De adolescente iba todas sus vacaciones a Andorra para visitar a su madre. Allí conoció a la jefa de su madre, al mismo tiempo la mejor amiga de ella; esa mujer también tenía una hija, así que todos los planes eran compartidos. Viajaban, comían y dormían juntas. Un año esa chica fue a Galicia para pasar un mes de verano con Andrea. Salieron de fiesta, hicieron el tonto, se dieron un beso. Andrea lo llama “un beso tonto”. Los besos tontos han sido uno de los motores invisibles de la civilización, un consistente acelerador histórico. Y ese beso tonto que se dieron Andrea y su novia reventó la vida de las dos. Andrea se preguntó: “¿Me gustan las chicas? ¿Es la primera vez que me gusta una?”. No lo era. Había tenido deseos antes, pero un deseo fugaz que ella misma espantaba diciéndose a sí misma: “Déjate de tonterías, Andrea. A ti te gustan los chicos. Me intentaba convencer pensándolo. Pero qué va”. Se besó con esa chica, ella con 17 y la otra con 13, y los siete días que faltaban de vacaciones los pasaron enrollándose. Sus familias no estaban al tanto: con ellas seguían siendo las mejores amigas; para sus amigos, eran pareja.
Pasaron unos meses, volvieron a verse y al final Andrea decidió que ya estaba bien: se presentó en Andorra y empezó una relación con su primera novia. Dejó Galicia, dejó de estudiar. Tenía dos intereses profesionales, dedicarse a la organización de eventos o trabajar como asistente social y ayudar a refugiados de guerra, grupos vulnerables, huérfanos… En Andorra no tuvo la posibilidad. Trabajó en lo que iba encontrando. Y, sobre todo, escondió su amor. Hasta que eligió dejar de hacerlo y saltar todo por los aires cuando decidieron las dos salir del armario.
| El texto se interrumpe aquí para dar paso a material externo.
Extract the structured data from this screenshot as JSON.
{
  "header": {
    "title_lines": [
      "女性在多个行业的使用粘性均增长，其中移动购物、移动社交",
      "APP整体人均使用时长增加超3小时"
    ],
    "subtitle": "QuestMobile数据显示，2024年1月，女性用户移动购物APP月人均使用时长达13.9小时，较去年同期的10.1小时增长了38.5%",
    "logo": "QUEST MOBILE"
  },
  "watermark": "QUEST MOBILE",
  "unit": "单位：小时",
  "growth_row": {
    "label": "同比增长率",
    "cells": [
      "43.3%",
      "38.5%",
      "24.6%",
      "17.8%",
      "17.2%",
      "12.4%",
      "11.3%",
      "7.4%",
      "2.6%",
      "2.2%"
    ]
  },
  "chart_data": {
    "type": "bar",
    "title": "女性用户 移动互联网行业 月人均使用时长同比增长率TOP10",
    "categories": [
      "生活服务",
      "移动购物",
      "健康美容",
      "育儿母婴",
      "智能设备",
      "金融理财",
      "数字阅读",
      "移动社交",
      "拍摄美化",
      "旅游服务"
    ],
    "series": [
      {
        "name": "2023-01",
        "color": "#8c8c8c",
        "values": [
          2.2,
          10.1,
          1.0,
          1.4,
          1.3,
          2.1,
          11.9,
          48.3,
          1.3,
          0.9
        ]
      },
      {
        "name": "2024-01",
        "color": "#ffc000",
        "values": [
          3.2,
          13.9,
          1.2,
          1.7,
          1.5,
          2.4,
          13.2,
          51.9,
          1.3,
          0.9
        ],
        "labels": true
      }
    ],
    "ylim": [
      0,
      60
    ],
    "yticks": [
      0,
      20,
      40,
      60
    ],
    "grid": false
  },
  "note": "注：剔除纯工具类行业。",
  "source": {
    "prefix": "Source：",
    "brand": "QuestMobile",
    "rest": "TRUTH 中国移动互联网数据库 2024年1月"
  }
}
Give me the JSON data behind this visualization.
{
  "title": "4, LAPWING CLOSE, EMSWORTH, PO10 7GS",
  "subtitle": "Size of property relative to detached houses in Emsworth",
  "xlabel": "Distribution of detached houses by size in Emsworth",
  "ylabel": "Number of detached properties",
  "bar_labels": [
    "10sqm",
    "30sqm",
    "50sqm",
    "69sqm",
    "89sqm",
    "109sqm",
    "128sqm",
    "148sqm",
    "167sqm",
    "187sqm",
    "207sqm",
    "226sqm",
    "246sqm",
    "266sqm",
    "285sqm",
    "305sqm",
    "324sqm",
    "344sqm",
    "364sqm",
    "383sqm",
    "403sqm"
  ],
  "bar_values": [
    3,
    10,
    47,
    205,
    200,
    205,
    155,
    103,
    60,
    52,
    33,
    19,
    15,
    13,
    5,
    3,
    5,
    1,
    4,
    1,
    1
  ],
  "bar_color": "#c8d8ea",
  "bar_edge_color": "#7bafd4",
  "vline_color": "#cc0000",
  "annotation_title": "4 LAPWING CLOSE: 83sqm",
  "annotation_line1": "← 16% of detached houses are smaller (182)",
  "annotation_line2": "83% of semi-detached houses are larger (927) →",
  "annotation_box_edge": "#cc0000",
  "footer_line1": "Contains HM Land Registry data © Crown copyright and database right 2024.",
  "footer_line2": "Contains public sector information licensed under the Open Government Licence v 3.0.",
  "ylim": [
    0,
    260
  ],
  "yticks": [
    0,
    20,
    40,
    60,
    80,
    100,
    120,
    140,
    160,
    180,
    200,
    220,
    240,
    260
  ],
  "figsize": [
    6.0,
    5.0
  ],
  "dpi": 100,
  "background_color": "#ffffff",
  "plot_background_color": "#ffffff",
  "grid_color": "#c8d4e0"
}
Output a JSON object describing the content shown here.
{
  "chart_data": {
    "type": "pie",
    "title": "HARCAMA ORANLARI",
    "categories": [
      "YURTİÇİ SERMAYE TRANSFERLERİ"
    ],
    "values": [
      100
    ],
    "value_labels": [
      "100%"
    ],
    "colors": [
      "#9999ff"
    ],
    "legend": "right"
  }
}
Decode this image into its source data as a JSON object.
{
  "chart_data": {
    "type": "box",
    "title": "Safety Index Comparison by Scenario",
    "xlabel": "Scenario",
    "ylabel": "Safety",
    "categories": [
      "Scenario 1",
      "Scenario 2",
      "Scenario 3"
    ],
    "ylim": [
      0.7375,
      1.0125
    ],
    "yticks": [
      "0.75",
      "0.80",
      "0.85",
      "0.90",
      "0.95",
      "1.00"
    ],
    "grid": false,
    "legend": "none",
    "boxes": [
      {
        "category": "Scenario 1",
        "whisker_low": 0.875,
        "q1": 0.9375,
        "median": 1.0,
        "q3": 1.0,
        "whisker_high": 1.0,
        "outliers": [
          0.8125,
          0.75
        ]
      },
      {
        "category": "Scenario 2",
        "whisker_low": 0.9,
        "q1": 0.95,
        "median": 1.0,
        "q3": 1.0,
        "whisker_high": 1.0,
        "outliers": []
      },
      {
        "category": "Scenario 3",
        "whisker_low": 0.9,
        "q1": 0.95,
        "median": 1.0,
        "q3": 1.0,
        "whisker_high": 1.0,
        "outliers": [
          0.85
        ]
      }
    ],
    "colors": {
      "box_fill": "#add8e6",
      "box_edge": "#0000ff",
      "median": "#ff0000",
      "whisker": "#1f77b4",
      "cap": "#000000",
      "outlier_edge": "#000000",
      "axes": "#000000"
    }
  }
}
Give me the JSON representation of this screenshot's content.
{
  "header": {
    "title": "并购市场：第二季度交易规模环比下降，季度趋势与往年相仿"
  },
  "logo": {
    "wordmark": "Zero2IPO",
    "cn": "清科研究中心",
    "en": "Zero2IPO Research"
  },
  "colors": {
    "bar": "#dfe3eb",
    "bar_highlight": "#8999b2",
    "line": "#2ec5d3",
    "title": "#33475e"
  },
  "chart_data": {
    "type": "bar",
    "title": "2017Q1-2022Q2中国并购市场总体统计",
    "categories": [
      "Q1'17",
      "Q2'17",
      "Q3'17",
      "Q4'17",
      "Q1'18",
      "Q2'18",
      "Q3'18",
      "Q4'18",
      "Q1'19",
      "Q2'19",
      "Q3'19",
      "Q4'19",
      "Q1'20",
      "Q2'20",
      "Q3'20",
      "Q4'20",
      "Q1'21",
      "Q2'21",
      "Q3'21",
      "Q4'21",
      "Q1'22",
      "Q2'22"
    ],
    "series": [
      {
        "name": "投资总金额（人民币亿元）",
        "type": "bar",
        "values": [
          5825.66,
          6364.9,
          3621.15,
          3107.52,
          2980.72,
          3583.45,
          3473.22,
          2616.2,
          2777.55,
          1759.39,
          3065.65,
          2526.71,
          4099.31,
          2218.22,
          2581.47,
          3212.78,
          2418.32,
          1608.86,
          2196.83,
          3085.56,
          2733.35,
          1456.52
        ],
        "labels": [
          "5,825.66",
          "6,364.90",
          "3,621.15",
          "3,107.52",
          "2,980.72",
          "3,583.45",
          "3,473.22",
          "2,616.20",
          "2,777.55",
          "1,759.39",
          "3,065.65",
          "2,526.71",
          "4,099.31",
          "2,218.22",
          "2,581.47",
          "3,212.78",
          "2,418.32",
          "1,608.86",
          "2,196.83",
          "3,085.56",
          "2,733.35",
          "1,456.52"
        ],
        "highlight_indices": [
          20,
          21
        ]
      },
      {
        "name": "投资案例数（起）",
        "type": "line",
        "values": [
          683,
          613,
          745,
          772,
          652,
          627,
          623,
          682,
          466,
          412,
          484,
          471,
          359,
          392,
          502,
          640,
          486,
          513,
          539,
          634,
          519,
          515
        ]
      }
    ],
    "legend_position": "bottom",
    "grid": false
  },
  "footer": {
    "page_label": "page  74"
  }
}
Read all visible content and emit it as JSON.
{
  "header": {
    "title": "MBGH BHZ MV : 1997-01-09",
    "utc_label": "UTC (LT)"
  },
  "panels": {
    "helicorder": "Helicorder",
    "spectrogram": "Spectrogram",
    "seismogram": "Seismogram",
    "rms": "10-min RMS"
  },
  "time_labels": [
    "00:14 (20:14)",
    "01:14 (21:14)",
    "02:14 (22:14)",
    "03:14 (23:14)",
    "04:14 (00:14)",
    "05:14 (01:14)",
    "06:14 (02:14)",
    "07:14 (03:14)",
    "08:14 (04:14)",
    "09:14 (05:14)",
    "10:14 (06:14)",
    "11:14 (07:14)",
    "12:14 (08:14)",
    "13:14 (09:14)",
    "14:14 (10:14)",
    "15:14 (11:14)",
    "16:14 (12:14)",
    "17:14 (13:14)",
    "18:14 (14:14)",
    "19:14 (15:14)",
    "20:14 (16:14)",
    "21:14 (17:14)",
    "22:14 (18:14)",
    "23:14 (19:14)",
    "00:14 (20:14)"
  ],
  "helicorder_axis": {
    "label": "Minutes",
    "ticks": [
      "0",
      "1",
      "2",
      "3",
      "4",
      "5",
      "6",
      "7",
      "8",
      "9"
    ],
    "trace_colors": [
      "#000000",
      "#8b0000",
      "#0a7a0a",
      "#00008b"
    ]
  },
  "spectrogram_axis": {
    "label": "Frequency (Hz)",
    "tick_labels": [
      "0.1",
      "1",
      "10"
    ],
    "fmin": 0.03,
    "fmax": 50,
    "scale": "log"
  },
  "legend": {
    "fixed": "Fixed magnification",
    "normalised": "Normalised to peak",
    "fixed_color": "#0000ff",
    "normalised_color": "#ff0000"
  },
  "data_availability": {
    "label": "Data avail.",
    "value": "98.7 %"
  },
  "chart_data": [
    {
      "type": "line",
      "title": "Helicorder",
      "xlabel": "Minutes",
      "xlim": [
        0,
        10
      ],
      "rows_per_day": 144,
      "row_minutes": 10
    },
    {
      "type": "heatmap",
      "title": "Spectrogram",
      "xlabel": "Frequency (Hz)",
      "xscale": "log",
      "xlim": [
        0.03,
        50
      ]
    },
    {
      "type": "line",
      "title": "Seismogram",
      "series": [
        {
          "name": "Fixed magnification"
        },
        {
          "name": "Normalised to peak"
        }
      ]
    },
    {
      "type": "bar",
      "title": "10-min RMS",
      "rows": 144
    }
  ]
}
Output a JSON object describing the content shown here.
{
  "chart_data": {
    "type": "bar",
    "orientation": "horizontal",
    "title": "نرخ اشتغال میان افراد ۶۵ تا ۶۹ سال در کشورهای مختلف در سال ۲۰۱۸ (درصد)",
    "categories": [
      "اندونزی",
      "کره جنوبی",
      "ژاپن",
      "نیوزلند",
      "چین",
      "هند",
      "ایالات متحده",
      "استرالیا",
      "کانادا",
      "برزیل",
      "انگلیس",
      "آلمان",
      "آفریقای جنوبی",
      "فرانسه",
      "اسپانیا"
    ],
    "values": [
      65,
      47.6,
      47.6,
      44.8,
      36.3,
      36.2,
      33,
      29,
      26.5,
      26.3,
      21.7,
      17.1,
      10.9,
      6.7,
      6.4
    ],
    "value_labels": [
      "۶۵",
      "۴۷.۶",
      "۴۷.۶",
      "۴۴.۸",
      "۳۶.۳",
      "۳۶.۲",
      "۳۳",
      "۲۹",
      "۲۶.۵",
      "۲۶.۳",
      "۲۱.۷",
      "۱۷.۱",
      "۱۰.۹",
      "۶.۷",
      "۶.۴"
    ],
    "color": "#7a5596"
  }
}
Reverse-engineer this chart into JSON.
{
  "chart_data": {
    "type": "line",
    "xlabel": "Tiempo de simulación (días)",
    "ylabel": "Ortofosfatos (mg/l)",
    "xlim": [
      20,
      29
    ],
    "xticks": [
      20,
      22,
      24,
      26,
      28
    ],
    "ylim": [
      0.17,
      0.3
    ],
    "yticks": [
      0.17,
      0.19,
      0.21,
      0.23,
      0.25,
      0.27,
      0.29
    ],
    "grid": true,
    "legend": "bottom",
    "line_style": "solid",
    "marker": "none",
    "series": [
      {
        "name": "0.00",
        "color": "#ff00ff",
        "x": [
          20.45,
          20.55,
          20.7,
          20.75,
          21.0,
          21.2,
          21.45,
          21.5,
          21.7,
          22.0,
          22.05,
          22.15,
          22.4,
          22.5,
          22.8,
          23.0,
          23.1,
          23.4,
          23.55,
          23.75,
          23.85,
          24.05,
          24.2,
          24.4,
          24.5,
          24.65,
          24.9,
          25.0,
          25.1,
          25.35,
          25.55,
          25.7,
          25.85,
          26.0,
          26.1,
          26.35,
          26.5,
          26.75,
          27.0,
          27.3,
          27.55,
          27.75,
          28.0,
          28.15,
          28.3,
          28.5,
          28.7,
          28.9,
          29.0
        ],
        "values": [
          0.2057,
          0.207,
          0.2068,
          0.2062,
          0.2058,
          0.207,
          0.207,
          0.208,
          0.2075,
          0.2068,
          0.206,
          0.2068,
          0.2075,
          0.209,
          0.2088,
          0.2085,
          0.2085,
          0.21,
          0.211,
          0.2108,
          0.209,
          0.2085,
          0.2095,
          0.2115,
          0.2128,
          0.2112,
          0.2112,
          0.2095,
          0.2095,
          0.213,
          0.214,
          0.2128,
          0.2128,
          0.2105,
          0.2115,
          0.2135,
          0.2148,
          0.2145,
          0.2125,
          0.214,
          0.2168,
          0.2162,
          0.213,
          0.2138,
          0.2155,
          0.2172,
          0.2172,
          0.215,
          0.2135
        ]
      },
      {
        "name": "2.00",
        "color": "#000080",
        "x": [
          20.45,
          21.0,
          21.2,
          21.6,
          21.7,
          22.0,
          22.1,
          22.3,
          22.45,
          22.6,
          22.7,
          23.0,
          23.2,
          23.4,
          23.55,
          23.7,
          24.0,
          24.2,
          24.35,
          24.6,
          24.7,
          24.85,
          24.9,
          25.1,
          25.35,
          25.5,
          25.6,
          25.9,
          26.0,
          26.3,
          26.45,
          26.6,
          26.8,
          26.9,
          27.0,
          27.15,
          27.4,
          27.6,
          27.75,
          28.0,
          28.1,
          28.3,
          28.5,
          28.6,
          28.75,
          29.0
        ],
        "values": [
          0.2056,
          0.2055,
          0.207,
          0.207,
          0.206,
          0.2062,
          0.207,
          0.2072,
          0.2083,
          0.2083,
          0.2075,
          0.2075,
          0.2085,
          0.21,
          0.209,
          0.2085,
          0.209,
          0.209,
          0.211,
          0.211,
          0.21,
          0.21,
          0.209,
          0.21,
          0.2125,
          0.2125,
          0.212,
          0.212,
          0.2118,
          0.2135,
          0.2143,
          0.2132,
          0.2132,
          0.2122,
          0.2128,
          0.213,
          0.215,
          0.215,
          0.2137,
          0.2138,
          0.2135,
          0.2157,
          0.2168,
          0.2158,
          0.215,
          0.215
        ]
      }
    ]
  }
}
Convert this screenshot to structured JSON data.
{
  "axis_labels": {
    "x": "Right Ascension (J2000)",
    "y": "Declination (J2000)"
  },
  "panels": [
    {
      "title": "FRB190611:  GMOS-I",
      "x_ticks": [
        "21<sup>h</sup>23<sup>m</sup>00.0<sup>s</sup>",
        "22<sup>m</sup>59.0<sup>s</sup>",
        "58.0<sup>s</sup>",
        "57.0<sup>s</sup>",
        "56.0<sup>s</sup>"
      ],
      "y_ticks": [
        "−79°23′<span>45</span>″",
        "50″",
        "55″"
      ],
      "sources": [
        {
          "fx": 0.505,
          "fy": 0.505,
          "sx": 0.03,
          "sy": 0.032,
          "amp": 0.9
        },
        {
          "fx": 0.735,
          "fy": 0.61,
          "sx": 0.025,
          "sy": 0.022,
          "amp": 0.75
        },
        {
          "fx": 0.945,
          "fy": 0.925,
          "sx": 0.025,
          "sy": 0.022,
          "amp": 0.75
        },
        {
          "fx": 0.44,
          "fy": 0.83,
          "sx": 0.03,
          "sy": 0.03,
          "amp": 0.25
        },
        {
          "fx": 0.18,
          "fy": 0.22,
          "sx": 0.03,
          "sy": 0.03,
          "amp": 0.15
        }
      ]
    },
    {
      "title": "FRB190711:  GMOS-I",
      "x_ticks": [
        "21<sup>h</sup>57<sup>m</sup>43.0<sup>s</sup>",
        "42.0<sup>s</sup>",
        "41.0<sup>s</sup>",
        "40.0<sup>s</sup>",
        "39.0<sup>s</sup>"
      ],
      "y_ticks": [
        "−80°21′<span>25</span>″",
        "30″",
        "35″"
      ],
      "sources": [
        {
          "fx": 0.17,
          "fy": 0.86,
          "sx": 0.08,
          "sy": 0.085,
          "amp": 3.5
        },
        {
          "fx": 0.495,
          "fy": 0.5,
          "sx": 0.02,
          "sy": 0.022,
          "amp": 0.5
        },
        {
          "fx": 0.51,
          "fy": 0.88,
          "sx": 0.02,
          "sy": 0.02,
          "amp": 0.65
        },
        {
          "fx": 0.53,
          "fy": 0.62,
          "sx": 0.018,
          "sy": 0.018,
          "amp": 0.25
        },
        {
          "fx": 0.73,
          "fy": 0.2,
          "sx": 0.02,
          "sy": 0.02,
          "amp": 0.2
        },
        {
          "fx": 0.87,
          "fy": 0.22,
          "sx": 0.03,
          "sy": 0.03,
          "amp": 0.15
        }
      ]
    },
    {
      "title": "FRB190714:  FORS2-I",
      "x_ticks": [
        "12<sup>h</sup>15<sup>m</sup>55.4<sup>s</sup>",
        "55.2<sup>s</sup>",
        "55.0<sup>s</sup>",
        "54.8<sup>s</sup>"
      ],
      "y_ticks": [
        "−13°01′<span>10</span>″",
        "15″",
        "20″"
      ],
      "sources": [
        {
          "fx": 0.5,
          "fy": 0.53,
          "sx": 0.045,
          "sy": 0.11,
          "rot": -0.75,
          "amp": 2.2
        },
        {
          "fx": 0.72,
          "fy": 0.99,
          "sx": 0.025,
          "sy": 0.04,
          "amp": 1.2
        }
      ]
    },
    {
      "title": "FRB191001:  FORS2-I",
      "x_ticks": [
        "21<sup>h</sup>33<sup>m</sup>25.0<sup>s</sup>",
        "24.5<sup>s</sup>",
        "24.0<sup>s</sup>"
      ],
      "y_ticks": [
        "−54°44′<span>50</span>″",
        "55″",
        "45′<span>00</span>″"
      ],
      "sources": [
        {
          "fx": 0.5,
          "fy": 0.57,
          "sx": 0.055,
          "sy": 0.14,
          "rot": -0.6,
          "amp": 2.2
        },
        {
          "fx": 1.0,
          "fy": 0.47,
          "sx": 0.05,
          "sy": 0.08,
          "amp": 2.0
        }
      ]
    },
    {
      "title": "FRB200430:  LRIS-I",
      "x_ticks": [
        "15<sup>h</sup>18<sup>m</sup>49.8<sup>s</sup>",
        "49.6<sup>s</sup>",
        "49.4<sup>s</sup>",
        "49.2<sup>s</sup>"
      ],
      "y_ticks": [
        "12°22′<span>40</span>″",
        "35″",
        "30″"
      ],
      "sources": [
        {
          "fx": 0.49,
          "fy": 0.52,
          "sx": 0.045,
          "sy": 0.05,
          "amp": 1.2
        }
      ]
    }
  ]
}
Una parte de su familia se lo tomó bien, muy bien, más de lo que pensaba porque creía que con su padre podía tener problemas. Le costó muchísimo contárselo y cuando lo hizo solo se encontró cariño, apoyo y comprensión. Para otra parte de la familia, sin embargo, el shock fue tal que la reacción inicial fue plantarla fuera de casa y airear supuestos problemas de drogas que no existían.
Con el tiempo las cosas se arreglaron con su familia. En la calle apenas ha tenido disgustos. Miradas, comentarios de “bollera” de vez en cuando… No tiene por qué aguantarlo, dice, pero lo que con 18 años le daba un poco de miedo, con 28 ninguno. Aquella primera novia se acabó, hubo una segunda y hoy sale con Cristina, de la que está perdidamente enamorada desde hace un año y medio. El 24 de julio, la taekwondista española Adriana Cerezo ganó la primera medalla de los Juegos para España. Tiene 17 años. El entrenador de Andrea, Ángel Torres, le solía decir que si llegaba al centro de alto rendimiento de Sant Cugat podría tener plaza para Londres 2012. “Me vine a Andorra y lo tiré todo por la borda. Cero amargura y cero pena. Lo hice porque me lo pidió el corazón, y aquí tengo una vida tranquila, curro, chica y soy feliz. Las cosas pasan y ya está”.